Organisation du systéme de santé

Liberation.fr : Des cabinets de médecins généralistes expérimentent un autre mode de rémunération pour améliorer leur pratique

Janvier 2023, par infosecusanté

Liberation.fr : Des cabinets de médecins généralistes expérimentent un autre mode de rémunération pour améliorer leur pratique

Le groupe Ipso santé a lancé un nouveau programme en 2019 pour renforcer le suivi de ses patients, notamment les plus fragiles, et améliorer la prévention. Il s’appuie sur une rémunération via un forfait fixe mensuel par patient.

par Apolline Le Romanser

publié le 16/01/2023

Pénurie de médecins, déserts médicaux, cabinets débordés, praticiens démissionnaires… Le système de soins français suffoque, et celui de la médecine générale n’y fait pas exception. Le mouvement de grève des médecins libéraux, issu d’un collectif venu « de la base », témoigne du profond mal-être de la profession. Et derrière, les patients en pâtissent : 11 % de la population n’avait pas de médecin traitant en 2022, selon un rapport du Sénat. Face à cette situation peu tenable, certains acteurs essaient d’innover pour apporter des solutions. Ipso santé, groupe d’intérêt économique (GIE) qui chapeaute des cabinets de médecine générale à Paris, en fait partie. Il expérimente depuis 2019 un nouveau programme, nommé « médecin traitant renforcé ». Objectif : améliorer le suivi des patients, en particulier les plus fragiles, renforcer la prévention et la relation soignants soignés.

Questionnaire pour les patients
Cette expérimentation n’est pas la première d’Ipso santé. Le groupe a été créé en 2012 par des soignants et entrepreneurs, qui entendaient « repenser la médecine de proximité ». Depuis, quatre cabinets se sont implantés dans la capitale – deux autres devraient ouvrir prochainement à Lyon et Versailles. Chacun s’appuie sur une équipe pluridisciplinaire formée de médecins généralistes, sages-femmes, infirmiers, assistants médicaux, coordinateurs sociaux… Leur organisation doit permettre la coopération entre professionnels, décharger les médecins de tout ce qui ne relève pas de leur activité médicale. Et garantir l’accès aux soins, avec des horaires étendus et des consultations sans dépassements d’honoraires. Ipso a aussi fait de l’innovation une grande part de son identité – une équipe entière est dédiée à la recherche et développement.

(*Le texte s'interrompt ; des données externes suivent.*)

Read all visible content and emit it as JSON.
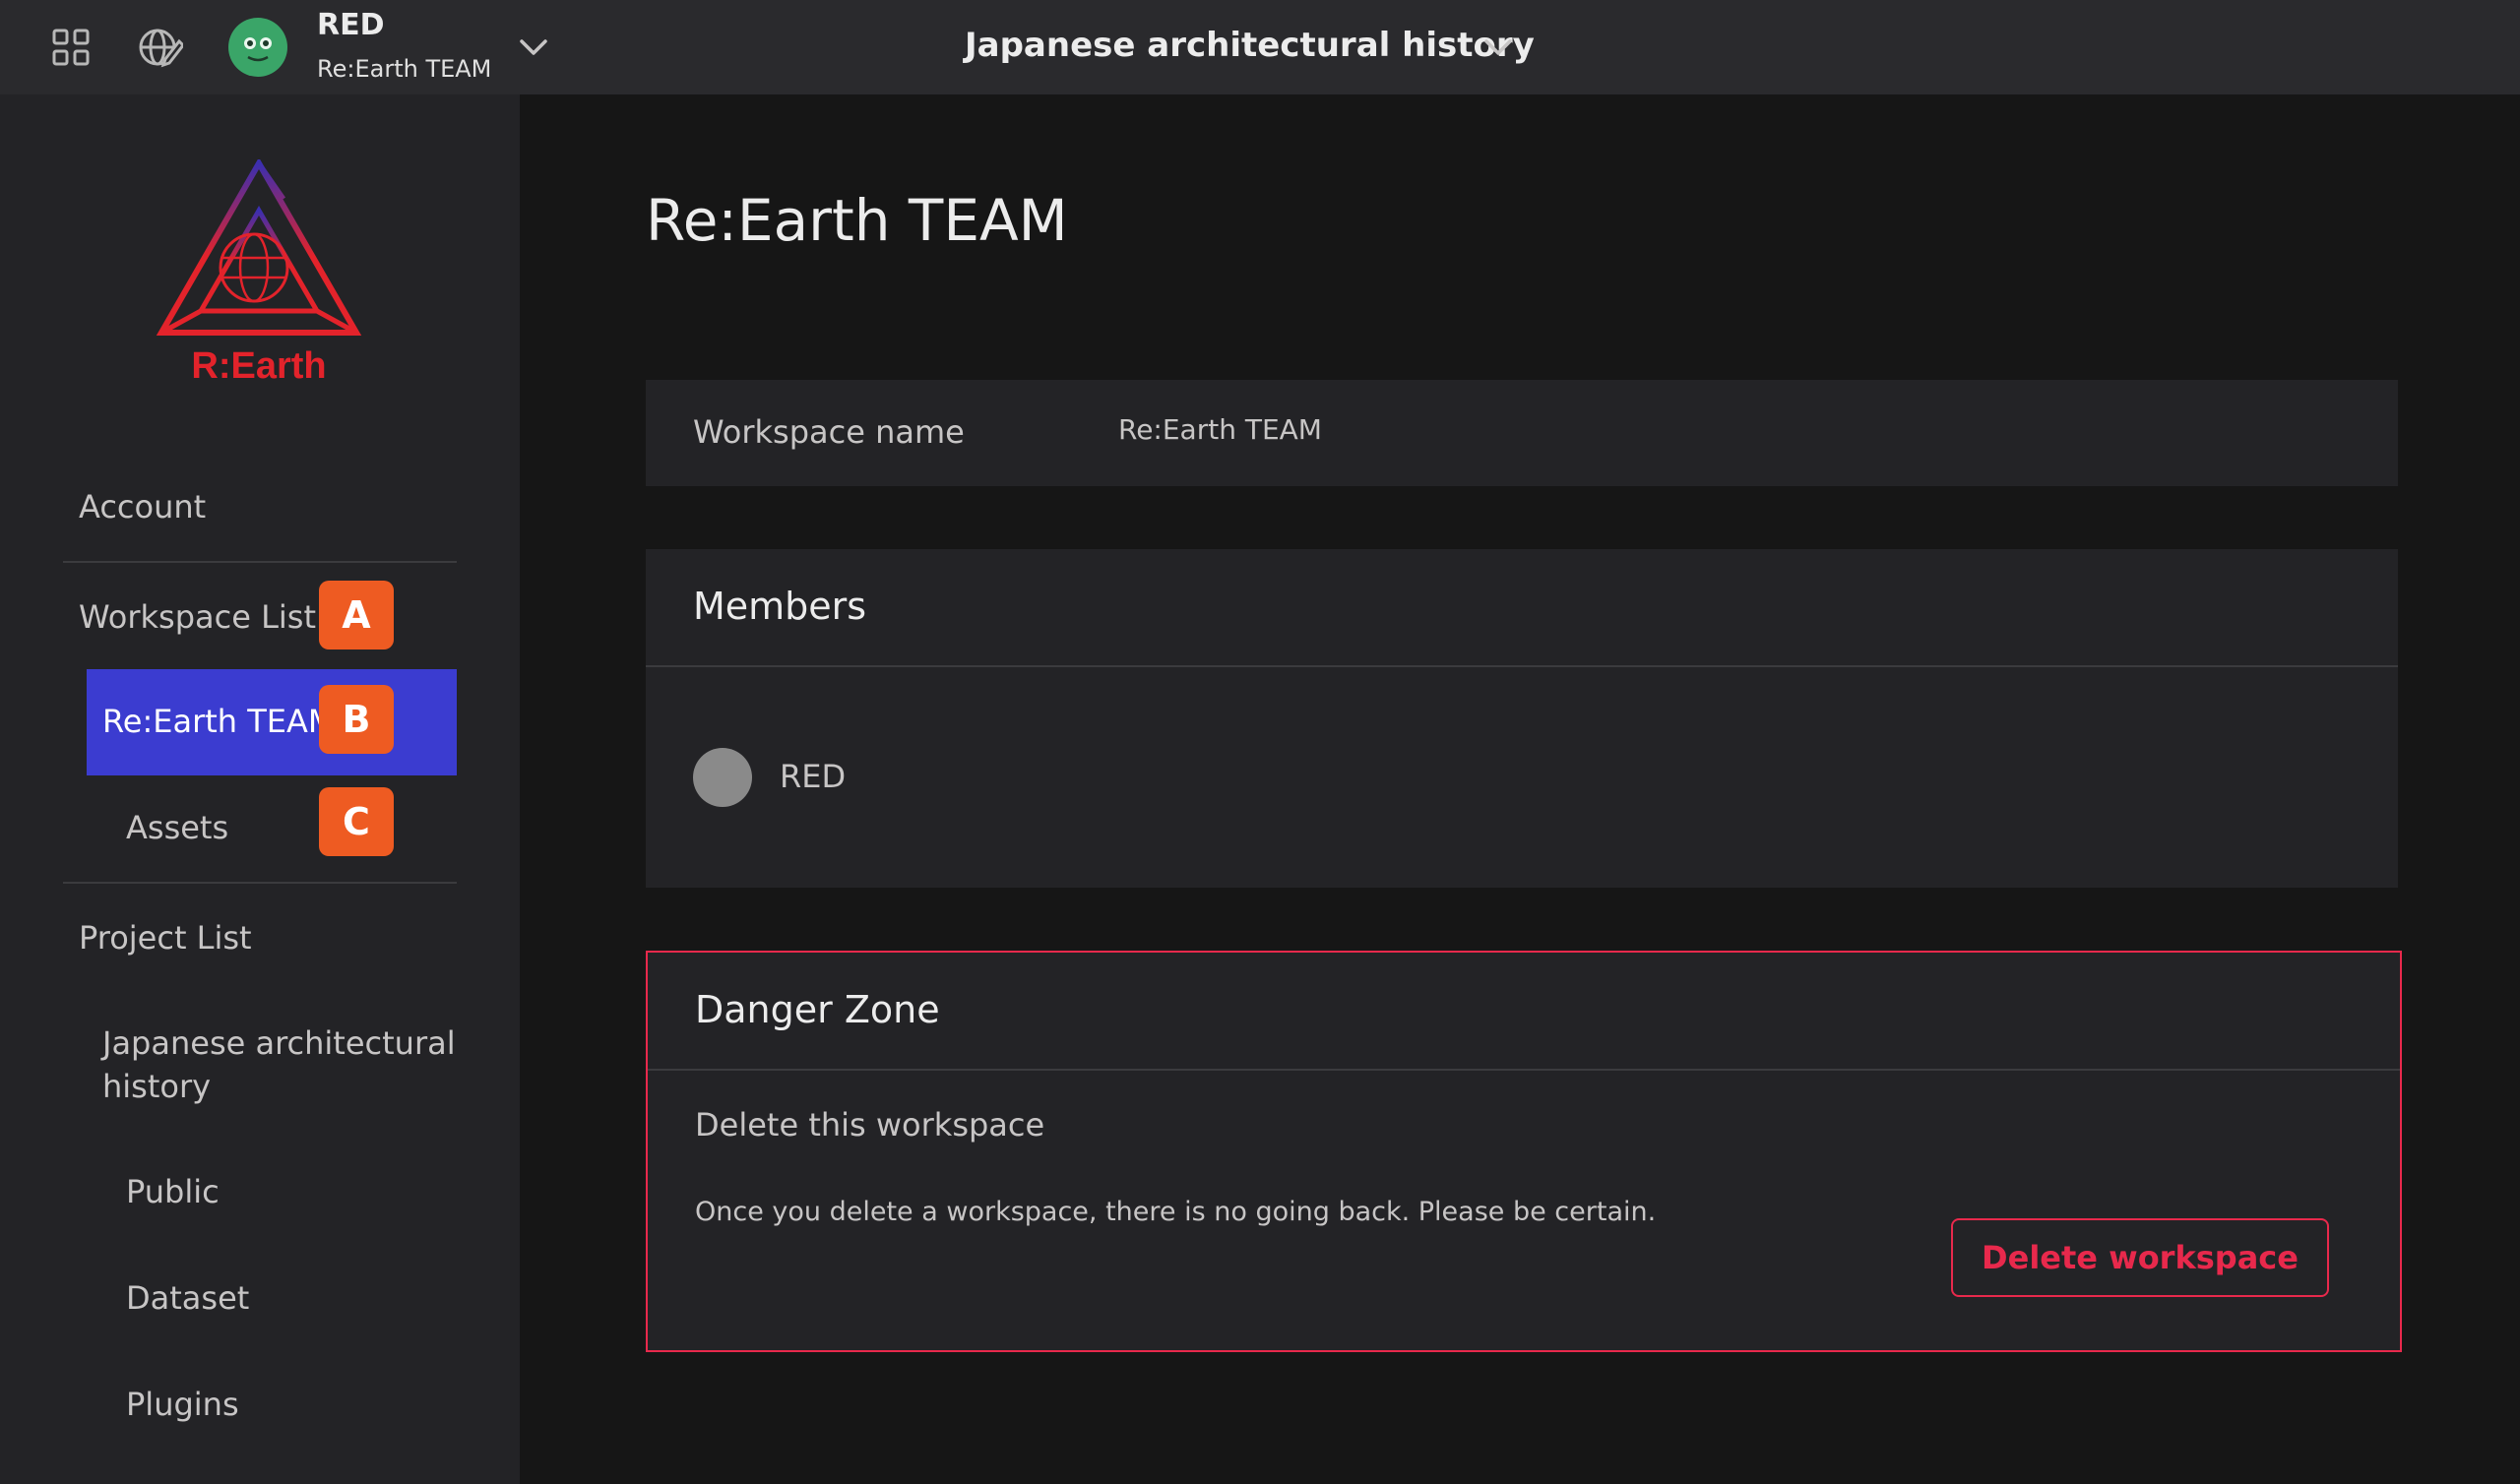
{
  "header": {
    "user_name": "RED",
    "team_name": "Re:Earth TEAM",
    "project_title": "Japanese architectural history",
    "icons": [
      "apps-grid-icon",
      "globe-edit-icon",
      "chevron-down-icon"
    ]
  },
  "sidebar": {
    "logo_text": "R:Earth",
    "account": "Account",
    "workspace_list": "Workspace List",
    "workspace_active": "Re:Earth TEAM",
    "assets": "Assets",
    "project_list": "Project List",
    "project_name": "Japanese architectural history",
    "public": "Public",
    "dataset": "Dataset",
    "plugins": "Plugins"
  },
  "badges": {
    "a": "A",
    "b": "B",
    "c": "C"
  },
  "main": {
    "title": "Re:Earth TEAM",
    "workspace_name_label": "Workspace name",
    "workspace_name_value": "Re:Earth TEAM",
    "members_title": "Members",
    "members": [
      {
        "name": "RED"
      }
    ],
    "danger_title": "Danger Zone",
    "danger_subtitle": "Delete this workspace",
    "danger_description": "Once you delete a workspace, there is no going back. Please be certain.",
    "delete_button": "Delete workspace"
  },
  "colors": {
    "active_nav": "#3b3cd0",
    "badge": "#ee5b22",
    "danger": "#e8294c",
    "logo_red": "#e3232b"
  }
}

Avec le programme « médecin traitant renforcé », le praticien – avec l’appui des autres professionnels du cabinet – élabore un plan d’accompagnement du patient sur plusieurs années. Un questionnaire est adressé à chaque nouveau patient pour aborder et prendre en compte ses éventuelles fragilités sociales, psychologiques dès son premier rendez-vous. Mais ce programme innove surtout par son mode de rémunération : les médecins ne sont pas payés à l’acte, par consultation, mais par capitation. C’est-à-dire selon un forfait mensuel fixe par patient. « Il est calculé par l’Assurance maladie, précise le cofondateur d’Ipso, Benjamin Mousnier-Lompré. Il y a d’abord un forfait “socle”, établi en fonction de la consommation de soins moyenne de la population française. Ensuite, on ajoute des “briques” selon les facteurs de risques du patient concerné : une personne âgée, un jeune enfant, une personne souffrant d’une maladie chronique ou d’un handicap demande plus de temps, donc le tarif augmente. » Ce forfait, intégralement remboursé, inclut les soins quotidiens. Mais il ne comprend pas les actes techniques, comme les sutures ou les poses de stérilet, qui continuent d’être facturés « à l’acte ».

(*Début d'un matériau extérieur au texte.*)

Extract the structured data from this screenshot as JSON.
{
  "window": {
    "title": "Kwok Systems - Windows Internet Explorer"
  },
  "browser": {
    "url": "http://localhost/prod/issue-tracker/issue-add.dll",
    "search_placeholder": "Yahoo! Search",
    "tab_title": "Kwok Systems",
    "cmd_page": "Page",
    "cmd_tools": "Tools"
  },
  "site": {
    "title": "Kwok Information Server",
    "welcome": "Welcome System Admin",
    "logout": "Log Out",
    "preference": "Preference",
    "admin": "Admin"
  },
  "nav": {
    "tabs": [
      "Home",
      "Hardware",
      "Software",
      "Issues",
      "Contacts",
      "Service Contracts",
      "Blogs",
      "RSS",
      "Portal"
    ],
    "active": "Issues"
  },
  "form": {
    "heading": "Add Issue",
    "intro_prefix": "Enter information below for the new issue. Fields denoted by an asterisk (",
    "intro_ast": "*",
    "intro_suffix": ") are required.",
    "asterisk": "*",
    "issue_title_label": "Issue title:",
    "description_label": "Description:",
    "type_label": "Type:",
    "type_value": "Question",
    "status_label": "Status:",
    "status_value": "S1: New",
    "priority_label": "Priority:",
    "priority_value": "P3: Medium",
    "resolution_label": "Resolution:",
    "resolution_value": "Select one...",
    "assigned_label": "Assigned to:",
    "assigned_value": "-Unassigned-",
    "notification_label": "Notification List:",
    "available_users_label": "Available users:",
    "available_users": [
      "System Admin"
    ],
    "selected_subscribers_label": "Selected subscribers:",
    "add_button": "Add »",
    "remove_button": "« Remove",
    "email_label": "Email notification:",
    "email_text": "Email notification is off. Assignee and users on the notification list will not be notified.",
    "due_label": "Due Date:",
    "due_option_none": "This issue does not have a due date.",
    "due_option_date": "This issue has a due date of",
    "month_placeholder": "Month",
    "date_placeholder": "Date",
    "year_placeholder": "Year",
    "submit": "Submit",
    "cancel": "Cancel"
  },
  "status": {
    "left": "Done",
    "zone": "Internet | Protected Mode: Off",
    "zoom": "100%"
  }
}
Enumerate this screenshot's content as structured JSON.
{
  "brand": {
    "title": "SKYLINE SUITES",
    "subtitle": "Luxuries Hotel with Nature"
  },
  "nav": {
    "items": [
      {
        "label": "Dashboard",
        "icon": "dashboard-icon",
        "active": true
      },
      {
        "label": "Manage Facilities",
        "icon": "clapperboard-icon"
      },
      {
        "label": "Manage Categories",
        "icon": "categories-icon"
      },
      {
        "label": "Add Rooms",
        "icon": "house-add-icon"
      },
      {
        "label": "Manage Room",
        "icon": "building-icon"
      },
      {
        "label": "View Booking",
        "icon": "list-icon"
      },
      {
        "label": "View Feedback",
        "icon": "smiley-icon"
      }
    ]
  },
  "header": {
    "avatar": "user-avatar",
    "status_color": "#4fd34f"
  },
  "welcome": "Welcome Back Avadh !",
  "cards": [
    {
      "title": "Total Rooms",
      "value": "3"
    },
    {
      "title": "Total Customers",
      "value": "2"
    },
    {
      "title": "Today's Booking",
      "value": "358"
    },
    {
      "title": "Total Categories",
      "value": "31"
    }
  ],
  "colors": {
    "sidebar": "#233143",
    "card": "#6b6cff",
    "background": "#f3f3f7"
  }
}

L’explication peut sembler abstraite, mais ses effets sont très concrets. La docteure Laurene Bernard, qui exerce depuis deux ans au cabinet de l’Ourcq (XIXe arrondissement), l’assure en tout cas. « Suivre des patients, surtout quand ils sont plus fragiles, prend du temps pendant et en dehors des consultations. Il faut être à l’écoute, passer des appels, envoyer des mails… Par exemple, je suis des personnes âgées en Ehpad : je ne les vois pas toutes les semaines, mais j’appelle régulièrement des spécialistes pour coordonner leurs soins. Cette rémunération par forfait permet de valoriser financièrement tout ce temps passé sur le suivi d’un patient. »

Compenser les limites du paiement à l’acte
Car le paiement à l’acte, qui représente une grande partie de la rémunération de la majorité des médecins libéraux, présente de sérieuses limites. « Ce mode de financement a l’avantage d’inciter les médecins à faire beaucoup de soins, parce que c’est rentable pour eux, précise Nicolas Da Silva, économiste de la santé. Le problème c’est que, pour le dire vite, leur activité professionnelle est logiquement tournée vers ce qui est rémunérateur. » Un modèle fondé uniquement sur le paiement à l’acte ne prend pas en compte le temps supplémentaire que nécessite le suivi d’une personne atteinte de maladie chronique, ni celui pris pour faire de la prévention, ou coordonner des soins avec d’autres soignants. En clair, il n’incite pas – économiquement parlant – les médecins à prendre en charge des patients plus fragiles.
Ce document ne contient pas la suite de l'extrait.